Die auffälligste Art der Raumbehandlung bei Ozu ist jedoch seine Verwendung eines 360-Grad Raums statt des sonst üblichen 180-Grad Raums. Er bewegt die Kamera ohne die sonst üblichen Kontinuitäts-Einschränkungen (die dafür sorgen sollen, dass der Zuschauer sich leicht orientieren und problemlos der Handlung folgen kann) frei im Raum. Die untere Zusammenstellung von neun direkt aufeinanderfolgenden Einstellungen bzw. Schnitten innerhalb einer Szene macht dies deutlich (Ablauf in Zeilen wie beim Lesen).

Tokyo Story Screenshot 1

Wir sehen Noriko und die sie besuchenden Schwiegereltern, Blick auf Noriko. Der normale Ablauf wäre nun, immer einen oder zwei über die uns zugewendete Schulter der jeweils anderen Person zu zeigen, damit die Sitzpositionen, Blickrichtungen und der Hintergrund derselbe bleiben und der Zuschauer nicht verwirrt wird. Doch Ozu springt unvermittelt auf die gegenüberliegende Seite des Raums, wir sehen nun Noriko von hinten und Tomi und Shukichi „tauschen“ die Plätze und der Hintergrund ist komplett ausgetauscht. Im Verlauf des Gesprächs sehen wir die Darsteller jeweils frontal, und am Ende springen wir noch zweimal auf die andere Seite des Raums. Jedes der neun Einzelbilder könnte für sich genommen einer komplett anderen Szene zugehören, es gibt für den unbedarften Betrachter kaum eine Möglichkeit, diese zueinander in Bezug zu setzen.

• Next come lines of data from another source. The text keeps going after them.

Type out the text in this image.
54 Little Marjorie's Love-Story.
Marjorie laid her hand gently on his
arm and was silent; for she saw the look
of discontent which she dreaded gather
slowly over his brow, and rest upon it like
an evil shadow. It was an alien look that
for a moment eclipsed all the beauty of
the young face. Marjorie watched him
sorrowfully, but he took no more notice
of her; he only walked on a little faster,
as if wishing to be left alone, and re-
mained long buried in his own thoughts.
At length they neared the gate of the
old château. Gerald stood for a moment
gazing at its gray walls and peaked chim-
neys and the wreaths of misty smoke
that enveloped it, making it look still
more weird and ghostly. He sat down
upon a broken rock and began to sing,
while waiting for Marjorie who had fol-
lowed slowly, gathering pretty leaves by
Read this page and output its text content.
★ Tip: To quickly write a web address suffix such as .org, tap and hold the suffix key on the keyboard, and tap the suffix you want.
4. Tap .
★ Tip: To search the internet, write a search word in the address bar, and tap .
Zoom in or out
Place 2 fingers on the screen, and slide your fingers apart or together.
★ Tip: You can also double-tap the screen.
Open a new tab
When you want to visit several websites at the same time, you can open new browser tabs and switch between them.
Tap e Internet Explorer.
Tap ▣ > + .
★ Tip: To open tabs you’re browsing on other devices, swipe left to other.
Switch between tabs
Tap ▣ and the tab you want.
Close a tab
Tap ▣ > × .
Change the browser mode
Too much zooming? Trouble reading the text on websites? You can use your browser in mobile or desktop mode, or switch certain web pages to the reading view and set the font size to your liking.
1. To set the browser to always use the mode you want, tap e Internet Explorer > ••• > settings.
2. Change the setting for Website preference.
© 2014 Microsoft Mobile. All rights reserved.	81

Neben der sensiblen Auseinandersetzung mit dem Verfall familiärer Beziehungen, dem Umgang mit dem Alter, Tod und Verlust bietet Tokyo Story also auch noch ein filmisches Selbstverständnis, das regelrecht als alternativer Ansatz zu den gängigen Konventionen verstanden werden kann. Nicht umsonst wird Tokyo Story seit Jahrzehnten von Filmkritikern und -theoretikern mit schöner Regelmäßigkeit zu den besten Filmen in der Geschichte des Kinos gerechnet.